6. Still pinching the tip, place the condom on the head of the penis and roll it down the base of shaft.

Confession: after years and years and years of putting condoms on stuff, I still sometimes lose my sense of direction and put it on inside out. If this happens to you, I recommend tossing the condom and starting with a fresh one. If the wrong-way 'round condom has come into contact with pre-cum (known in clinical-speak as seminal fluid) and you simply turn it inside-out, any infectious agents in that fluid can come into contact with your partner's body, exposing them to possible infection.

7. Have sex!

Anyway you and your partner want to do it! Enjoy!

Ideally, you should remove the condom as soon as possible after ejaculation. To maintain the protective effectiveness, the process should go a little something like this:

1. Grab the condom around the base of the penis.

This helps avoid spillage as you proceed to the next step.

2. Withdraw from your partner.

Keep that hand around the base of the penis until it's free and clear of your partner's body!

3. Carefully remove the condom from the penis.

This is another opportunity to have a quick look. If you notice any obvious rips or holes and pregnancy is a concern, you may want to consider using a back-up form of birth control, like the morning after pill. If you're worried about sexually transmitted infections, check in with your doctor or community health care team about getting tested.

4. Once the condom is off, tie it in a knot.

This is just a simple way to avoid spilling semen everywhere.

5. Toss your condom!

Condoms in the toilet tend to clog up the works, so tossing them in the trash is best.

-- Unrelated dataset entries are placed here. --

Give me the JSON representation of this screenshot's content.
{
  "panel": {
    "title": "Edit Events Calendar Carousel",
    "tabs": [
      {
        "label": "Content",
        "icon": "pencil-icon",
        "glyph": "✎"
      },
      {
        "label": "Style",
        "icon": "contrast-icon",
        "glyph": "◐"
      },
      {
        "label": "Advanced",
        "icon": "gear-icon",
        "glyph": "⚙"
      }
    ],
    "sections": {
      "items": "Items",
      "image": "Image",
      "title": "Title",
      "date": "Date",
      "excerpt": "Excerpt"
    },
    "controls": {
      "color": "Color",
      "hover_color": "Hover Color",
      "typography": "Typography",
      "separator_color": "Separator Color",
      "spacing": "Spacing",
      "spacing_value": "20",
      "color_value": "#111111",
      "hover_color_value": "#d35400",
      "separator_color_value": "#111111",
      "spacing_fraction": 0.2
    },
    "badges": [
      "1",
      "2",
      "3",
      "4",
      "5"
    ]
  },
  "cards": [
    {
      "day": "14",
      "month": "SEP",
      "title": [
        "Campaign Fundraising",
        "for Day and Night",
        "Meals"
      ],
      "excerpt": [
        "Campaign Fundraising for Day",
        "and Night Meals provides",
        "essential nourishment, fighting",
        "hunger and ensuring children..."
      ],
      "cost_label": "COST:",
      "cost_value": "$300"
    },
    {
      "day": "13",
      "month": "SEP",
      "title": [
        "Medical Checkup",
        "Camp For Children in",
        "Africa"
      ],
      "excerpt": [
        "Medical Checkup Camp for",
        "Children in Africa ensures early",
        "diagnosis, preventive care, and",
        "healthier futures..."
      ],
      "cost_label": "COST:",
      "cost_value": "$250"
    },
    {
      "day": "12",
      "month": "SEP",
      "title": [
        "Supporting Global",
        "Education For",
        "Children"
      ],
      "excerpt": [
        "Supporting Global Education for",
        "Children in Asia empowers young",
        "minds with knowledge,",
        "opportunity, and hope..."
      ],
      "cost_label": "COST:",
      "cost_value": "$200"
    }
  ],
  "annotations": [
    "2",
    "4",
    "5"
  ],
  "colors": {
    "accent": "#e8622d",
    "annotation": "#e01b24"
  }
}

That’s basically the jam. But before I wrap this up, just one final note about that last step.

For parents, finding a used condom in their youth’s garbage can may bring up some difficult emotions. Our culture equates sex with adulthood, and  being confronted by the reality that your child has taken a major stride towards growing up can be difficult. If you can, try to resist confronting your kid or saying things that my shame them. Talk to them, yes. But kids who feel guilty don't necessarily stop having sex; however, they may choose to eliminate evidence of sex by no longer using condoms.